Two thirds of companies still fail to test disaster recovery plans regularly

More than 60 per cent (62%) of companies surveyed in the UK and Germany say that they either test their disaster recovery plan either less than once a year, or do not test it at all, according to new research undertaken by Kroll Ontrack.

  • 8 years ago Posted in
Despite multiple warnings about the consequences of failing to have a robust disaster recovery plan in place, the new study found that only 38 percent of respondents said that their enterprise tested its disaster recovery plan on a regular basis. Only nine per cent of companies test their plan every one to five months and another 29 per cent every six to 12 months.
The findings follow a report by IDC earlier in 2015, which found that a typical Fortune 1000 company experiences an average loss of $100,000 per hour when struck by infrastructure failure and additional costs of between $500,000 and $1 million when faced with a critical application failure.

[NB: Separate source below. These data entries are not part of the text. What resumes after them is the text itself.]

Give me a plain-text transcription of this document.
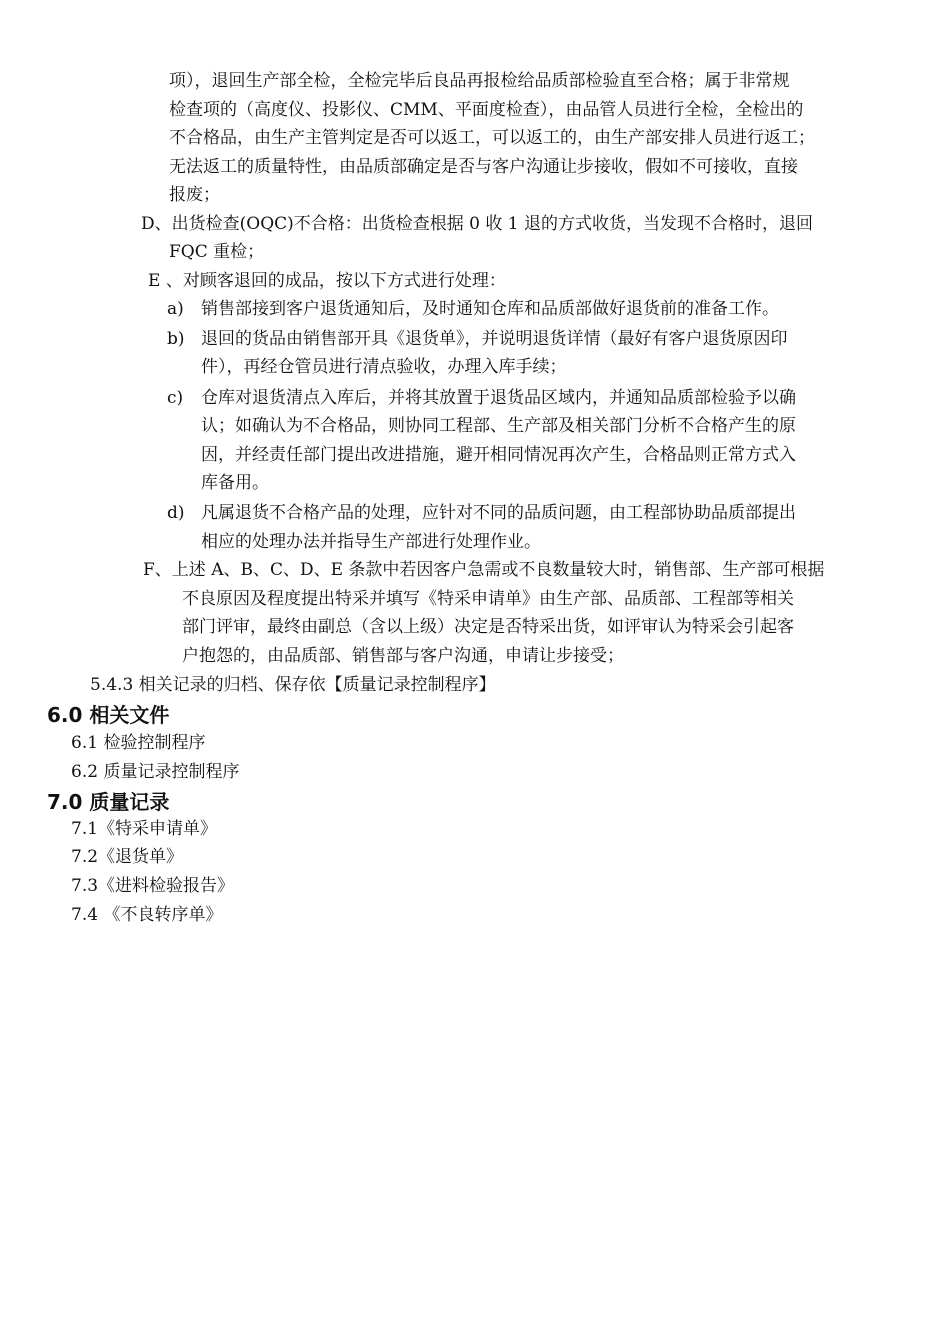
项），退回生产部全检，全检完毕后良品再报检给品质部检验直至合格；属于非常规
检查项的（高度仪、投影仪、CMM、平面度检查），由品管人员进行全检，全检出的
不合格品，由生产主管判定是否可以返工，可以返工的，由生产部安排人员进行返工；
无法返工的质量特性，由品质部确定是否与客户沟通让步接收，假如不可接收，直接
报废；
D、出货检查(OQC)不合格：出货检查根据 0 收 1 退的方式收货，当发现不合格时，退回
FQC 重检；
E 、对顾客退回的成品，按以下方式进行处理：
a) 销售部接到客户退货通知后，及时通知仓库和品质部做好退货前的准备工作。
b) 退回的货品由销售部开具《退货单》，并说明退货详情（最好有客户退货原因印
件），再经仓管员进行清点验收，办理入库手续；
c) 仓库对退货清点入库后，并将其放置于退货品区域内，并通知品质部检验予以确
认；如确认为不合格品，则协同工程部、生产部及相关部门分析不合格产生的原
因，并经责任部门提出改进措施，避开相同情况再次产生，合格品则正常方式入
库备用。
d) 凡属退货不合格产品的处理，应针对不同的品质问题，由工程部协助品质部提出
相应的处理办法并指导生产部进行处理作业。
F、上述 A、B、C、D、E 条款中若因客户急需或不良数量较大时，销售部、生产部可根据
不良原因及程度提出特采并填写《特采申请单》由生产部、品质部、工程部等相关
部门评审，最终由副总（含以上级）决定是否特采出货，如评审认为特采会引起客
户抱怨的，由品质部、销售部与客户沟通，申请让步接受；
5.4.3 相关记录的归档、保存依【质量记录控制程序】
6.0 相关文件
6.1 检验控制程序
6.2 质量记录控制程序
7.0 质量记录
7.1《特采申请单》
7.2《退货单》
7.3《进料检验报告》
7.4 《不良转序单》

While half the companies surveyed by Kroll Ontrack had not experienced an IT disaster in the previous three years, more than a third had to invoke their disaster recovery plan.  While the majority of these companies had to invoke their plan between one and five times, a small minority were forced to undertake disaster recovery measures more than 10 times in the last three years. 
Another concern raised by Kroll Ontrack’s new study is that even though employees’ mobile devices are now an important element of corporate IT infrastructure, this hasn’t been accounted for by most companies’ disaster recovery plans. Almost half (48 per cent) of respondents said that their plans do not cover mobile devices used by employees to access corporate systems.
Paul Le Messurier, Programme and Operations Manager at Kroll Ontrack said: “These findings are a clear indication that many companies still face significant risks in terms of data security, data loss and data recovery.  They also lack a thought-out disaster recovery plan that is tested regularly and is bullet-proof when a real disaster strikes the company and it is faced with system failure and data loss.  Without an effective plan in place, companies face the prospect of a loss of business continuity plus reputational and financial damage. It’s important that disaster recovery plans are in place, but it’s just as important to ensure that they are tested regularly and updated accordingly.
“Even though the cost of downtime for a small to medium sized company may not be as high as for a Fortune 1000 one, it can still have an impact that threatens the existence of the company. It pays to have a disaster plan in place that is tested regularly and that can be invoked quickly and efficiently.”
In a separate poll undertaken in the UK, almost half of respondents (46%) said that they didn’t have a disaster recovery plan in place at all, while a quarter (24%) said that they didn’t know whether they had a plan or not.